1. Watch your language

The machines that “read” resumes are targeting keywords that are relevant to the job to be filled. For the best chance of moving forward and getting your resume in front of a human, use wording from the job description in your resume – without making it a carbon copy of the job requirements, of course.

For the best chance of moving forward and getting your resume in front of a human, use wording from the job description in your resume.

For example, if you’re applying for a front-end developer position, words and phrases like “rendering,” “SEO,” “web development/front-end development,” and “JavaScript/Bootstrap” or other programming languages featured in the job description will help keep your resume on the shortlist. Using synonyms or jargon may cause machines to overlook potentially relevant information in your resume.

2. New job, new resume

There is no “one-size-fits-all” approach to job applications, so it’s important to adapt the content of your resume to each position you apply for. (Cover letters are largely a thing of the past, although a generic one may suffice if an employer asks for one.)

Make sure your resume is relevant to the specific job you’re applying for – a resume for a help desk management role won’t work for a QA management position, for example. Emphasize experiences that are most relevant to the job you’re applying for to increase your chance of securing a follow-up.

3. Cut irrelevant experience

Keep your work history as concentrated as possible by focusing on only the last ten years of your career. You might understandably be tempted to highlight your seniority or breadth of experience, but this could dilute your competitiveness to the AI. Especially if the roles you held over a decade ago were more junior, their appearance may prompt the system to recommend you for more junior roles than the one you’re interested in. Keeping your history fresh, relevant, and limited to the most recent decade will boost your chance of getting an opportunity to highlight your full history with a real person.

4. Double-page it

For years, traditional recruiter wisdom has encouraged the one-page resume. This is based on the notion that a good recruiter can determine your worth within the first six seconds of reading your resume, so the resume should be as concise as possible.

If you have enough experience to merit a second page, use it!
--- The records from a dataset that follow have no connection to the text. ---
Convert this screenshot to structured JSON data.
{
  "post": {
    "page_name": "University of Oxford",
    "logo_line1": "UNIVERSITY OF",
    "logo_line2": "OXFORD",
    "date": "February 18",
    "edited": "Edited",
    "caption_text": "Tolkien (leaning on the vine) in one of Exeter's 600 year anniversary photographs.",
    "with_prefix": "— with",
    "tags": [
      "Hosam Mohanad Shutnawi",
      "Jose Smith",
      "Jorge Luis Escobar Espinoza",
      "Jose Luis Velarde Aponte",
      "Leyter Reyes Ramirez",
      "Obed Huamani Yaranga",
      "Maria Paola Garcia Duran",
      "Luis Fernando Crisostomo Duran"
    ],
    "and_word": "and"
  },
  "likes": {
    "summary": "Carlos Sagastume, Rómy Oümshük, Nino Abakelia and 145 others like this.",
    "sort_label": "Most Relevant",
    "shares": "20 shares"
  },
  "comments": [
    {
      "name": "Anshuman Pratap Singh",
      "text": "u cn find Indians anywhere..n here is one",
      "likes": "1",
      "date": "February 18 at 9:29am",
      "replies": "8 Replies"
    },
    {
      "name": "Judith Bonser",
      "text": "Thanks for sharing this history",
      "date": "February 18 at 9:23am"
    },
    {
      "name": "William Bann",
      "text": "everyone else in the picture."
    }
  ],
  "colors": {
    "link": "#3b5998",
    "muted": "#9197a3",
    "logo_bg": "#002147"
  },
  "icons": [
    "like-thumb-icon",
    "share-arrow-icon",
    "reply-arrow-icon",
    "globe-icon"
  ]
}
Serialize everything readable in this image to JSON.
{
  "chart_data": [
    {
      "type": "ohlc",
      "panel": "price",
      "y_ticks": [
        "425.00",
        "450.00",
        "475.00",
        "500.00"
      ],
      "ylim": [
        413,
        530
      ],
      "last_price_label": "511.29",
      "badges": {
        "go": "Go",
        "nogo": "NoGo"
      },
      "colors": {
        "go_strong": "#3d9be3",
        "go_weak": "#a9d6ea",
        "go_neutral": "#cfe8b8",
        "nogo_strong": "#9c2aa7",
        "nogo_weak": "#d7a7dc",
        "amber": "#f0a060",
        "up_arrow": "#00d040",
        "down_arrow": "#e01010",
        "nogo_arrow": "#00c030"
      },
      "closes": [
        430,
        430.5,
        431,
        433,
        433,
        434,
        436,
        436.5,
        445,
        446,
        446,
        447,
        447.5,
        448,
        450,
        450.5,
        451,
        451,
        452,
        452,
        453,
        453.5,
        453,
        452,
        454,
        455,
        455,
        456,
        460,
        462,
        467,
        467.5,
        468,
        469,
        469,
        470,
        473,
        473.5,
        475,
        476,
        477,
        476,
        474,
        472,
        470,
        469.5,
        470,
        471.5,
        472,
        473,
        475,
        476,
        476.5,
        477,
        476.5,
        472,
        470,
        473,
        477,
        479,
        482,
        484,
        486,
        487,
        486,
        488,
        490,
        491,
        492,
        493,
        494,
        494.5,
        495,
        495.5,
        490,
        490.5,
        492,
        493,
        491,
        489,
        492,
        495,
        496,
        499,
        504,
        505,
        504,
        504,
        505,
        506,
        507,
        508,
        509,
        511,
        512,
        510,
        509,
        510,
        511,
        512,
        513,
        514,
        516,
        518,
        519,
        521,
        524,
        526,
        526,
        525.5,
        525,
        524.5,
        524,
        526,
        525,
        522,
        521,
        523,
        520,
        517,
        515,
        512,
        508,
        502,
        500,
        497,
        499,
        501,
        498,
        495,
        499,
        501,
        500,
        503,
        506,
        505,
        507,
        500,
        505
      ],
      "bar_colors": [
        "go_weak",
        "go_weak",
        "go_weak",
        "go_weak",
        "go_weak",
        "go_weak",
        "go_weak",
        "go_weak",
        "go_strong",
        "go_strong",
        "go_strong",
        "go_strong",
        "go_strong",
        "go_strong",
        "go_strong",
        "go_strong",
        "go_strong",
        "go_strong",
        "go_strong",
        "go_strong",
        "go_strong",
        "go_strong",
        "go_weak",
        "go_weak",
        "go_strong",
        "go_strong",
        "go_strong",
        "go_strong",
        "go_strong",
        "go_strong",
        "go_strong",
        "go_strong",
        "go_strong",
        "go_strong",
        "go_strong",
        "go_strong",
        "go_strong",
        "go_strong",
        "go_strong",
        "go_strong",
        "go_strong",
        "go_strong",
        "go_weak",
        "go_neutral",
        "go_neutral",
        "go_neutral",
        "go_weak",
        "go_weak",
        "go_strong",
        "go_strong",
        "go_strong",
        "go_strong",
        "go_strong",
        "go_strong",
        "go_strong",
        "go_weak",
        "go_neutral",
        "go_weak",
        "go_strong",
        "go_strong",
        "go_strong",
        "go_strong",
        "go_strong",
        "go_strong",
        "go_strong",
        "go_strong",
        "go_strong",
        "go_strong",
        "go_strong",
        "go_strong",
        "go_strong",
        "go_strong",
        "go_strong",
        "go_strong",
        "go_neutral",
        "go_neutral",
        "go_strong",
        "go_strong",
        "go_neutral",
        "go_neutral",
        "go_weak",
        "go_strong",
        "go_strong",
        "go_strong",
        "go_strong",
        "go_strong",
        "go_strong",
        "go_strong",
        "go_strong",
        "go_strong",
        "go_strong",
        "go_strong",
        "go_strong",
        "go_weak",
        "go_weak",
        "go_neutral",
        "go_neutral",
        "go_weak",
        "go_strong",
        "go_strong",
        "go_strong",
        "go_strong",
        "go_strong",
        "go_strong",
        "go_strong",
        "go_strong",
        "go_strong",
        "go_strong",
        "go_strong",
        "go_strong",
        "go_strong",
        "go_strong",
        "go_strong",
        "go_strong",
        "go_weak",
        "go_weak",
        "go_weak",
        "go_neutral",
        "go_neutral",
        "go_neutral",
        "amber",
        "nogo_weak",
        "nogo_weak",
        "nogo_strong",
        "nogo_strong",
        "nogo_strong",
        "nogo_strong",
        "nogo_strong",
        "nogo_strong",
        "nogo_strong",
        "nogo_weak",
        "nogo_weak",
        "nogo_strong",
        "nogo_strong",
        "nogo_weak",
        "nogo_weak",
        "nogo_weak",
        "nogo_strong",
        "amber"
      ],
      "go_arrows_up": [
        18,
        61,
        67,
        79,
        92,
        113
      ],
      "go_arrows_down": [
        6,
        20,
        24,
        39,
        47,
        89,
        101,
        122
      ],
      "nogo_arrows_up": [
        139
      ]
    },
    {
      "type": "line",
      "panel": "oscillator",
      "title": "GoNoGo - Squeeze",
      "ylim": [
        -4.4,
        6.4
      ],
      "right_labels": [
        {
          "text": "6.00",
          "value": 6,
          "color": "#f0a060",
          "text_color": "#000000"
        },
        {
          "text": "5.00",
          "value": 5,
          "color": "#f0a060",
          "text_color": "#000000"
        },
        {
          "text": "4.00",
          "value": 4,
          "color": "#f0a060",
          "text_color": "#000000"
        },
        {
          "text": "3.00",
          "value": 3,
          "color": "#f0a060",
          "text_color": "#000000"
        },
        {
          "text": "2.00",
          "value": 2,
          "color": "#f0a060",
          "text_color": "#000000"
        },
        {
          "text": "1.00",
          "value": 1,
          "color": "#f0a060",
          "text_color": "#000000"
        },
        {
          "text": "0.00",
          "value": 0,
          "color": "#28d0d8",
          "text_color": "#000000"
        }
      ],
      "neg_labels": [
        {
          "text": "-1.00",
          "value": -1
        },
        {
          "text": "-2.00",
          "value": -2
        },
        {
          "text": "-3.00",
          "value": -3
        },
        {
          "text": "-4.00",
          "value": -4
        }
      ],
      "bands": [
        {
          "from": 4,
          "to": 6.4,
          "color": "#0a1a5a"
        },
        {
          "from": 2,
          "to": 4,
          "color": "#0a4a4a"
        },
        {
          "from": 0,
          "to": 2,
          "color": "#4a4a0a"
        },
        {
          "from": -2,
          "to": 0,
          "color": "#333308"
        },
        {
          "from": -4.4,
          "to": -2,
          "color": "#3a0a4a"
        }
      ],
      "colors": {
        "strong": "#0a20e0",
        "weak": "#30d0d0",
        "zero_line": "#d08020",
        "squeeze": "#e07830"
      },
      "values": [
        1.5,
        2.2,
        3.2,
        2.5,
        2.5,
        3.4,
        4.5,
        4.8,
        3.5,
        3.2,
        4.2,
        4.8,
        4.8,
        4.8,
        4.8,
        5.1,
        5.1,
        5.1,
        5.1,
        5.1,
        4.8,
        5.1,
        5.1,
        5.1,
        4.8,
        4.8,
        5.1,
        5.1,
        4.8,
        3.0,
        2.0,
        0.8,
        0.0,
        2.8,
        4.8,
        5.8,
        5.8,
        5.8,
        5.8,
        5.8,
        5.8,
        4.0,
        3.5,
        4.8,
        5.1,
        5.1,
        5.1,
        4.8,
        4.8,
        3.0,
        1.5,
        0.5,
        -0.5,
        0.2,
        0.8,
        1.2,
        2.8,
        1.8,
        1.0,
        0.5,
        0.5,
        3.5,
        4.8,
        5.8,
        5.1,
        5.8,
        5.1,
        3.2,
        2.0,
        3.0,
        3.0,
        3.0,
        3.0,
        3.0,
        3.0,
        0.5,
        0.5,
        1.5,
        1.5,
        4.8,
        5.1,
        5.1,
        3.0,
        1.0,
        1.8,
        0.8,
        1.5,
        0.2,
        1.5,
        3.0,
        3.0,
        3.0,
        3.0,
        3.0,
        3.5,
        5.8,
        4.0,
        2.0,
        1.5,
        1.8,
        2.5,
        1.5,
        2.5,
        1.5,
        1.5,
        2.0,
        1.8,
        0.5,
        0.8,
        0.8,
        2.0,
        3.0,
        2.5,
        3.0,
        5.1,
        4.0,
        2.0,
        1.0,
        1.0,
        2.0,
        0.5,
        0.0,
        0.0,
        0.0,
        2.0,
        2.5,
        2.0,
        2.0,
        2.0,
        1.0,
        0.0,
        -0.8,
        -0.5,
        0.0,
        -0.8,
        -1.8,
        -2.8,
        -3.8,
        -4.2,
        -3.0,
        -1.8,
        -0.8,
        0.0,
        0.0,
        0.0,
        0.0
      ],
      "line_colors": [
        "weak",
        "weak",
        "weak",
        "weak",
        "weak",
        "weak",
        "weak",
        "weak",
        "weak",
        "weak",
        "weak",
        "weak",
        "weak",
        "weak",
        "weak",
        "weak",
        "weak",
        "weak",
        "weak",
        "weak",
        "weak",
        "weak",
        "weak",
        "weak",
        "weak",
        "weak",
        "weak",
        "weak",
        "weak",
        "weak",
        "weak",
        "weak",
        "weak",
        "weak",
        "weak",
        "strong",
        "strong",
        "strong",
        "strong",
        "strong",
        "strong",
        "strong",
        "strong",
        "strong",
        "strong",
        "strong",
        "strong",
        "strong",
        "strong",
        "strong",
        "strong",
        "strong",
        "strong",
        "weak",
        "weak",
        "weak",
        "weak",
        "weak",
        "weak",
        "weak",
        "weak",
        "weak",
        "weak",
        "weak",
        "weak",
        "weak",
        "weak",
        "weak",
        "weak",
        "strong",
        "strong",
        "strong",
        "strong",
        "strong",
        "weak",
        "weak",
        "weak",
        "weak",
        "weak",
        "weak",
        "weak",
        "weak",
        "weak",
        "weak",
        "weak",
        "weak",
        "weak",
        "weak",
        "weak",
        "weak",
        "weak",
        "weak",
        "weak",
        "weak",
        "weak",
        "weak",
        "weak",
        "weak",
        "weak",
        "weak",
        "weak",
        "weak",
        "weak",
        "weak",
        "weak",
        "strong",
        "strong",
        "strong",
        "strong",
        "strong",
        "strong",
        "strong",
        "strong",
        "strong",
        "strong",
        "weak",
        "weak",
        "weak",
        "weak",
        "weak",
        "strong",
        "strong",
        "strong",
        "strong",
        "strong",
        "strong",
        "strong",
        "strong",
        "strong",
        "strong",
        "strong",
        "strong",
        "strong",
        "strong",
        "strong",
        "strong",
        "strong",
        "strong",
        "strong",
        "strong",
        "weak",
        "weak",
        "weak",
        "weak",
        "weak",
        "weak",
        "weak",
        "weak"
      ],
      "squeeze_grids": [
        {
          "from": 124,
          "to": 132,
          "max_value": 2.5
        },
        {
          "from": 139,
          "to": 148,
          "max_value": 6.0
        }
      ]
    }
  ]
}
But if you have enough experience to merit a second page, use it! As long as your resume is focused, well-written, includes content from the desired job description, and articulates what you can do well, having two pages is entirely acceptable. For senior roles, two-page resumes are often preferred as they show the depth of your work experience, making it more likely that you’ll be shortlisted.

5. No pictures, please

In most cases, there is no need to include images within a resume. Images drastically increase the file size of a standard resume, which may impact whether the AI views your resume at all. If you need to add images to your resume, do it after you’ve made it past the initial screening and are meeting with a real person.

While online tools have long dominated the job search process, our new normal makes it difficult to supplement an online application with an in-person appearance. Knowing how to navigate this space is critical to a successful job-search strategy in the age of COVID-19.

Stay safe and healthy – and best of luck in your job search!